The cause matters because the right to individually buy into the existing employer-sponsored group health plan.

So, if the employer no longer exists, and the employer-sponsored health plan no longer exists, the right to buy in is meaningless.

If your company is buying from an insurance company, that insurance company is required to offer the same plan to the former employee.
It matters if it was a self-insured plan i.e. the company itself paid insurance claims.
In my case, my company "self-insures" but they hire processors (Bluecross, CIGNA, etc) to handle the claims. I doubt that any employer is processing all claims themselves directly. I would have to do the research, but it seems sensible to me that the processor would require some amount of money in escrow (or some other insurance policy) to cover such an event.
Most companies do and thus, most people believe they have a policy from the processor, not their company. Also many companies hire processors for payroll too (ADP and the likes). Does it seem sensible to you that in this case the payroll processor would require some amount of money in escrow to cover severance, PTO, California's WARN etc in case of bankruptcy?
Similar to people thinking they have a policy from the processor rather than their employer, health providers are completely unaware that my employer pays the bills. If the providers don't get paid according to the contract, they'll go after the processor. The processor wants a buffer, insists on escrow or something.
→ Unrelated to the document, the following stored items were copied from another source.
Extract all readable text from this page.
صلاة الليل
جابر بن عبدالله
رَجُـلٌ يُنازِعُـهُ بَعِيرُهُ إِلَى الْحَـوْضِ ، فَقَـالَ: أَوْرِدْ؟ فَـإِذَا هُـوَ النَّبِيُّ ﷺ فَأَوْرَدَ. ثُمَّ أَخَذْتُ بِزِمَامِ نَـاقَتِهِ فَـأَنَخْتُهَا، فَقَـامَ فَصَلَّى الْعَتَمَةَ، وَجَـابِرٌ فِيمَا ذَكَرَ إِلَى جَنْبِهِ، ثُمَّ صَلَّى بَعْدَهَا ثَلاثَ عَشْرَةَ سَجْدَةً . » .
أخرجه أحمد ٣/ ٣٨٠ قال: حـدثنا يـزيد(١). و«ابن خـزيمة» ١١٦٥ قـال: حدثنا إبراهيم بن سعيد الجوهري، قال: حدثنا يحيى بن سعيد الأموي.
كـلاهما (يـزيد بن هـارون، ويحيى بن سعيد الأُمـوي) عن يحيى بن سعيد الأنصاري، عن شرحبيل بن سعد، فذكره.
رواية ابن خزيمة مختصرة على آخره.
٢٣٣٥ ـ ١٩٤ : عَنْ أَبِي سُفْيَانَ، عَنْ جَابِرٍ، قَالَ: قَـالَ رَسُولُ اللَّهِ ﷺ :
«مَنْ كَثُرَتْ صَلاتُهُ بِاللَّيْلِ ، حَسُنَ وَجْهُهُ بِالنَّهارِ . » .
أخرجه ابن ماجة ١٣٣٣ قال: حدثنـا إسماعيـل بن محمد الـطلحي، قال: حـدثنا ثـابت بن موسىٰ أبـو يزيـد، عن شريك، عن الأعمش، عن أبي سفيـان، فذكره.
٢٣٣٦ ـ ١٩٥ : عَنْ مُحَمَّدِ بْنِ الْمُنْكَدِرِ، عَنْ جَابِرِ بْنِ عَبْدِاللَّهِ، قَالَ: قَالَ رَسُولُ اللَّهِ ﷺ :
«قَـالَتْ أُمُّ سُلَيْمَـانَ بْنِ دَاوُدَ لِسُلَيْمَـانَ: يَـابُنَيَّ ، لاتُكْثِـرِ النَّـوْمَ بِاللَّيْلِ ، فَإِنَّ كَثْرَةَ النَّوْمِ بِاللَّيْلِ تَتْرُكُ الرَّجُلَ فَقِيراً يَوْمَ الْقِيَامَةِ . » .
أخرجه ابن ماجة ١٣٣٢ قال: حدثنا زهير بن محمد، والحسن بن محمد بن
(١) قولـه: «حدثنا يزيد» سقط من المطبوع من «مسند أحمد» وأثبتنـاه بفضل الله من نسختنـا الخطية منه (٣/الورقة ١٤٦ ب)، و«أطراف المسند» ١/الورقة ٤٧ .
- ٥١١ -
As employees, people are seldom under the delusion that they work for, e.g., ADP. My last company paid me through a processor. My direct deposits showed as coming from the processor. To any bank, it looked as if I was employed by the processor, but the employees knew who the employer was. Should the employer suddenly cease to exist and owe employees anything, employees will go after the employer, not ADP.

> If the providers don't get paid according to the contract, they'll go after the processor.

No, not really. Do a search of "insurance claim denied" and see who is on the hook. Even in the case when the processor simply decides not to pay.

“...according to the contract” is the operative phrase there.